Friday, September 9, 2016

Chris Cillizza is not Going to Like This

After hearing this, he may have to resign in protest. His own Washington Post says the email story is overhyped.

Of course if you have read Cillizza's work, you know about the only news story that will motivate him enough to actually write is the story of Hillary's emails. You know Hitler might have done the Holocaust but Hillary used private email.

For Cillizza at least those are roughly equivalent sins. Yet here is his very own newspaper calling the email furor overhyped.

"The Hillary Clinton email story is out of control."

And that's just the title. Cillizza must already feel a chilling effect as no one has worked harder to make sure it's out of control than he has.

"JUDGING BY the amount of time NBC’s Matt Lauer spent pressing Hillary Clinton on her emails during Wednesday’s national security presidential forum, one would think that her homebrew server was one of the most important issues facing the country this election. It is not. There are a thousand other substantive issues — from China’s aggressive moves in the South China Sea to National Security Agency intelligence-gathering to military spending — that would have revealed more about what the candidates know and how they would govern. Instead, these did not even get mentioned in the first of 5½ precious prime-time hours the two candidates will share before Election Day, while emails took up a third of Ms. Clinton’s time."

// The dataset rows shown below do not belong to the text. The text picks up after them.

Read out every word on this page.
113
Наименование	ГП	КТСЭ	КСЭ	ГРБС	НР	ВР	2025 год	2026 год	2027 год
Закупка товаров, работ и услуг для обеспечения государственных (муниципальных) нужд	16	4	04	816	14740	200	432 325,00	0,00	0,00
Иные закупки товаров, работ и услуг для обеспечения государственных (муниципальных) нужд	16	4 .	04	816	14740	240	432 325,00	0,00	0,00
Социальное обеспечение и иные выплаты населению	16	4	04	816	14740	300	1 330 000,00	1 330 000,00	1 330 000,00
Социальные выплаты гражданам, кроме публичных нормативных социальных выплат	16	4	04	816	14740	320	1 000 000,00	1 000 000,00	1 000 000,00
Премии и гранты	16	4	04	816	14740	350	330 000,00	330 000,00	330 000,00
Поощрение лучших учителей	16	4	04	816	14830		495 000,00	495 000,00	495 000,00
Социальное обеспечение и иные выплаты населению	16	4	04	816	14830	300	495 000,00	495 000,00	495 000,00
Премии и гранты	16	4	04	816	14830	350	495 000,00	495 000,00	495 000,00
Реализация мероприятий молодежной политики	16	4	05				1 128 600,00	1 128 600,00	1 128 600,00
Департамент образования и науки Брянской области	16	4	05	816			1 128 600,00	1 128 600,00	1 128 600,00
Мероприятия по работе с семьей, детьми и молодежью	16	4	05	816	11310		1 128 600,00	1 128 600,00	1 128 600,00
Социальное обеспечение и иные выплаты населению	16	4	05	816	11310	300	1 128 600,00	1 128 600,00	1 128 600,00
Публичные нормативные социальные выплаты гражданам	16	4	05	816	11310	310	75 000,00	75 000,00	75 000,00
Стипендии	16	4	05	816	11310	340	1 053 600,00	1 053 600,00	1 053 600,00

Krugman made the point the other day that a candidates knowledge and positions on the issues tells us a lot more about their character than such overhyped scandals as the email server.

"And here’s a pro tip: the best ways to judge a candidate’s character are to look at what he or she has actually done, and what policies he or she is proposing. Mr. Trump’s record of bilking students, stiffing contractors and more is a good indicator of how he’d act as president; Mrs. Clinton’s speaking style and body language aren’t. George W. Bush’s policy lies gave me a much better handle on who he was than all the up-close-and-personal reporting of 2000, and the contrast between Mr. Trump’s policy incoherence and Mrs. Clinton’s carefulness speaks volumes today."

Focus on facts. Seems so simple and yet, as James Fallows notes:

"These mental habits of the media included an over-emphasis on strife and conflict, a fascination with the mechanics or “game” of politics rather than the real-world consequences, and a self-protective instinct to conceal limited knowledge of a particular subject (a new budget proposal, an international spat) by talking about the politics of these questions, and by presenting disagreements in a he-said/she-said, “plenty of blame on all sides” fashion now known as “false equivalence.”

A big part of it comes down to: style vs. substance. The media focuses much more on style. This is how Beltway insiders like Chuck Todd and Mark Halperin could claim that both Hilary and Trump bombed the Commander in Chief forum to an equal degree.

Todd claimed that while Trump was bad on substance, Hillary was bad on style and so it was a wash. Part of the brilliance of saying her style was off is that it can almost mean anything. What was wrong with her style? Todd seemed to think she should 'just apologize and move on from her emails'!

I give that an exclamation because she has done that literally countless times and we are still talking about them.

It's amazing how much work her emails have done. With every latest absurd, racist, and utterly disqualifying thing Trump says or does, the media always says: 'Trump did X and then Hillary used a private email server.'

But as even Cillizza's own paper now says, this story has gone way beyond the boundaries of fact:

"In fact, Ms. Clinton’s emails have endured much more scrutiny than an ordinary person’s would have, and the criminal case against her was so thin that charging her would have been to treat her very differently. Ironically, even as the email issue consumed so much precious airtime, several pieces of news reported Wednesday should have taken some steam out of the story. First is a memo FBI Director James B. Comey sent to his staff explaining that the decision not to recommend charging Ms. Clinton was “not a cliff-hanger” and that people “chest-beating” and second-guessing the FBI do not know what they are talking about. Anyone who claims that Ms. Clinton should be in prison accuses, without evidence, the FBI of corruption or flagrant incompetence."

"Second is the emergence of an email exchange between Ms. Clinton and former secretary of state Colin Powell in which he explained that he used a private computer and bypassed State Department servers while he ran the agency, even when communicating with foreign leaders and top officials. Mr. Powell attempted last month to distance himself from Ms. Clinton’s practices, which is one of the many factors that made the email story look worse. Now, it seems, Mr. Powell engaged in similar behavior."

"Ms. Clinton is hardly blameless. She treated the public’s interest in sound record-keeping cavalierly. A small amount of classified material also moved across her private server. But it was not obviously marked as such, and there is still no evidence that national security was harmed. Ms. Clinton has also admitted that using the personal server was a mistake. The story has vastly exceeded the boundaries of the facts."

"Imagine how history would judge today’s Americans if, looking back at this election, the record showed that voters empowered a dangerous man because of . . . a minor email scandal. There is no equivalence between Ms. Clinton’s wrongs and Mr. Trump’s manifest unfitness for office."

Exactly. But until recently, no one in the media was willing to admit that this is in fact a minor email scandal.